2. If the Board does not exist, the Partnership shall determine, subject to the provisions of subsection C, the annual amount and the aggregate amount of the grant to be awarded for an economic development project or effort for which it approved a collaborative economic development plan and certified a company. The Partnership shall notify the Chairmen of the House Committee on Appropriations and the Senate Committee on Finance of the award of a grant pursuant to this subdivision.

E. The Board shall develop guidelines implementing the provisions of this chapter. If the Board does not exist, the Partnership shall assist the Secretary in developing guidelines implementing the provisions of this chapter, including provisions relating to the application for and the awarding of grants to participating localities. No grant shall be awarded until the Board or the Secretary, as appropriate, provides copies of such guidelines for review to the Chairmen of the House Committee on Appropriations and the Senate Committee on Finance. The preparation of the guidelines shall be exempt from the requirements of the Administrative Process Act (§ 2.2-4000 et seq.).

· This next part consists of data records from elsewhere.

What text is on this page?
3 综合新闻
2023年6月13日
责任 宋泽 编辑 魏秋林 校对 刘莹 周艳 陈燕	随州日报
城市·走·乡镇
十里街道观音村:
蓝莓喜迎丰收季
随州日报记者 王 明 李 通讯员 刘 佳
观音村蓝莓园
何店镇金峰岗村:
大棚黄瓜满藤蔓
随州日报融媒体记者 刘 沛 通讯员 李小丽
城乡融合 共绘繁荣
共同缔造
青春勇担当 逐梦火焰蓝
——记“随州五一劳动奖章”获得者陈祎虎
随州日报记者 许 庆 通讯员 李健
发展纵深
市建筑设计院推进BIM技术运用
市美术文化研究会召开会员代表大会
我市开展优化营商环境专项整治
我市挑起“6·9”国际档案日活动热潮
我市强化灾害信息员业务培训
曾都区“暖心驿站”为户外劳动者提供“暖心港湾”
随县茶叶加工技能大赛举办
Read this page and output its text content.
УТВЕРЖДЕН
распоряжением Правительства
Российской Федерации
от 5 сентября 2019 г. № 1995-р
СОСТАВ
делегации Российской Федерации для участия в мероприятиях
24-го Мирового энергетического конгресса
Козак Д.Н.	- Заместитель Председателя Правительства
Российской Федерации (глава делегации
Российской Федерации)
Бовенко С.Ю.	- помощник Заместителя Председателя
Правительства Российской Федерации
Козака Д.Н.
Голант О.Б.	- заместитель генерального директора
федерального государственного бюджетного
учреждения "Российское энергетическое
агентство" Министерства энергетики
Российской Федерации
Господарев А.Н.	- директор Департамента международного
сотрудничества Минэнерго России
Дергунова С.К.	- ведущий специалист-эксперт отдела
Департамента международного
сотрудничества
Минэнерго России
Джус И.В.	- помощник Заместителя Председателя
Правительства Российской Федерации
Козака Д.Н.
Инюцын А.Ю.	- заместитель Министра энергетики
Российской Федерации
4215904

F. The Fund shall be audited annually by the Auditor of Public Accounts or his legally authorized representatives. Copies of the annual audit shall be distributed to the Governor and to the Chairmen of the House Committee on Appropriations and the Senate Committee on Finance.

§ 2.2-5107. Grant payments.

The Comptroller shall not draw any warrants to issue checks for grants or disburse funds under this chapter without a specific legislative appropriation as specified in conditions and restrictions on expenditures in the appropriation act and following receipt of a certification from the Partnership and the Virginia Department of Taxation of the amount of personal income taxes paid by the eligible company on account of the new jobs.

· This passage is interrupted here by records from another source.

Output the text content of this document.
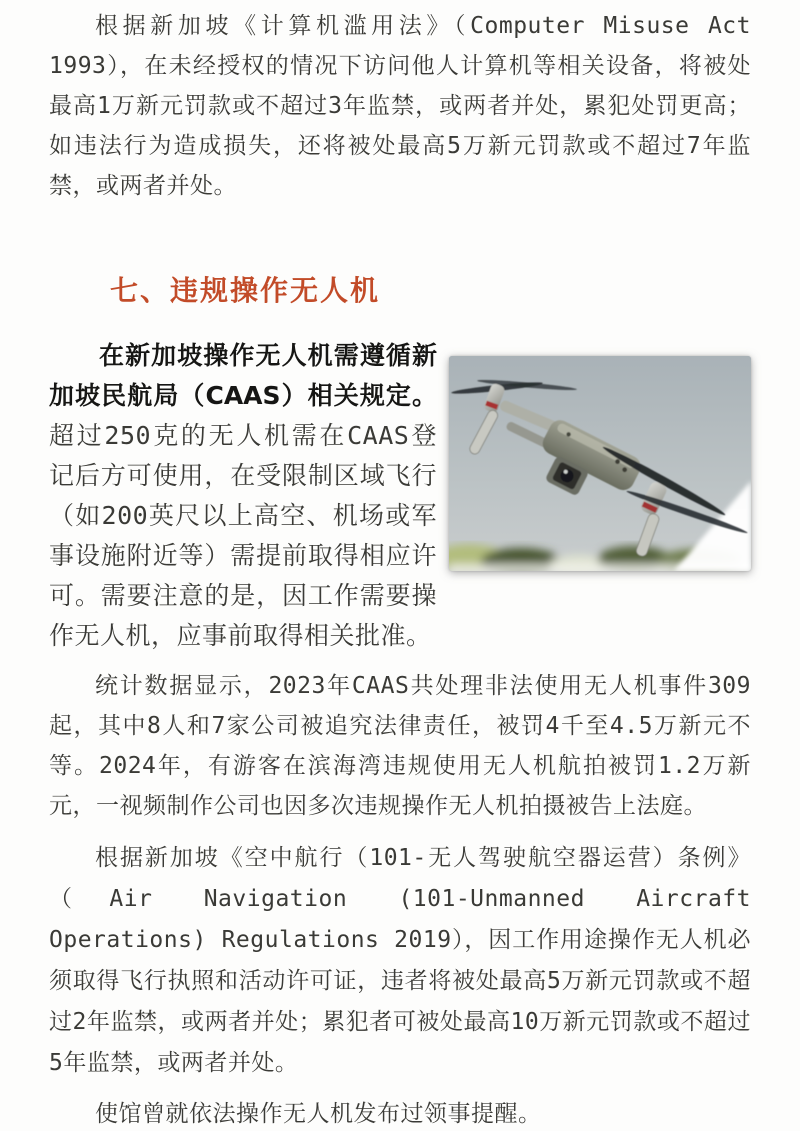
根据新加坡《计算机滥用法》（Computer Misuse Act 1993），在未经授权的情况下访问他人计算机等相关设备，将被处最高1万新元罚款或不超过3年监禁，或两者并处，累犯处罚更高；如违法行为造成损失，还将被处最高5万新元罚款或不超过7年监禁，或两者并处。

七、违规操作无人机

在新加坡操作无人机需遵循新加坡民航局（CAAS）相关规定。超过250克的无人机需在CAAS登记后方可使用，在受限制区域飞行（如200英尺以上高空、机场或军事设施附近等）需提前取得相应许可。需要注意的是，因工作需要操作无人机，应事前取得相关批准。

统计数据显示，2023年CAAS共处理非法使用无人机事件309起，其中8人和7家公司被追究法律责任，被罚4千至4.5万新元不等。2024年，有游客在滨海湾违规使用无人机航拍被罚1.2万新元，一视频制作公司也因多次违规操作无人机拍摄被告上法庭。

根据新加坡《空中航行（101-无人驾驶航空器运营）条例》（Air Navigation (101-Unmanned Aircraft Operations) Regulations 2019），因工作用途操作无人机必须取得飞行执照和活动许可证，违者将被处最高5万新元罚款或不超过2年监禁，或两者并处；累犯者可被处最高10万新元罚款或不超过5年监禁，或两者并处。

使馆曾就依法操作无人机发布过领事提醒。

§ 2.2-5108. Virginia Collaborative Economic Development Performance Grant Fund.

There is hereby created in the state treasury a special nonreverting fund to be known as the Virginia Collaborative Economic Development Performance Grant Fund. The Fund shall be established on the books of the Comptroller and administered by the Board. If the Board does not exist, the Fund shall be administered by the Partnership. All funds appropriated for such purpose shall be paid into the state treasury and credited to the Fund. Interest earned on moneys in the Fund shall remain in the Fund and be credited to it. Any moneys remaining in the Fund, including interest thereon, at the end of each fiscal year shall not revert to the general fund but shall remain in the Fund. Moneys in the Fund shall be used solely for the purposes of providing grants to participating localities and the Partnership pursuant to this chapter. Expenditures and disbursements from the Fund shall be made by the State Treasurer on warrants issued by the Comptroller upon written request signed by the President and Chief Executive Officer of the Partnership, or the chairman of the Board described herein, as appropriate.

2. That the provisions of this act shall expire on July 1, 2026. However, the expiration of this act shall not affect the validity of any grant awarded prior to July 1, 2026, and such grant shall continue to be paid in accordance with the provisions of this act as it was in effect when such grant was awarded and subject to the provisions of the award of the grant.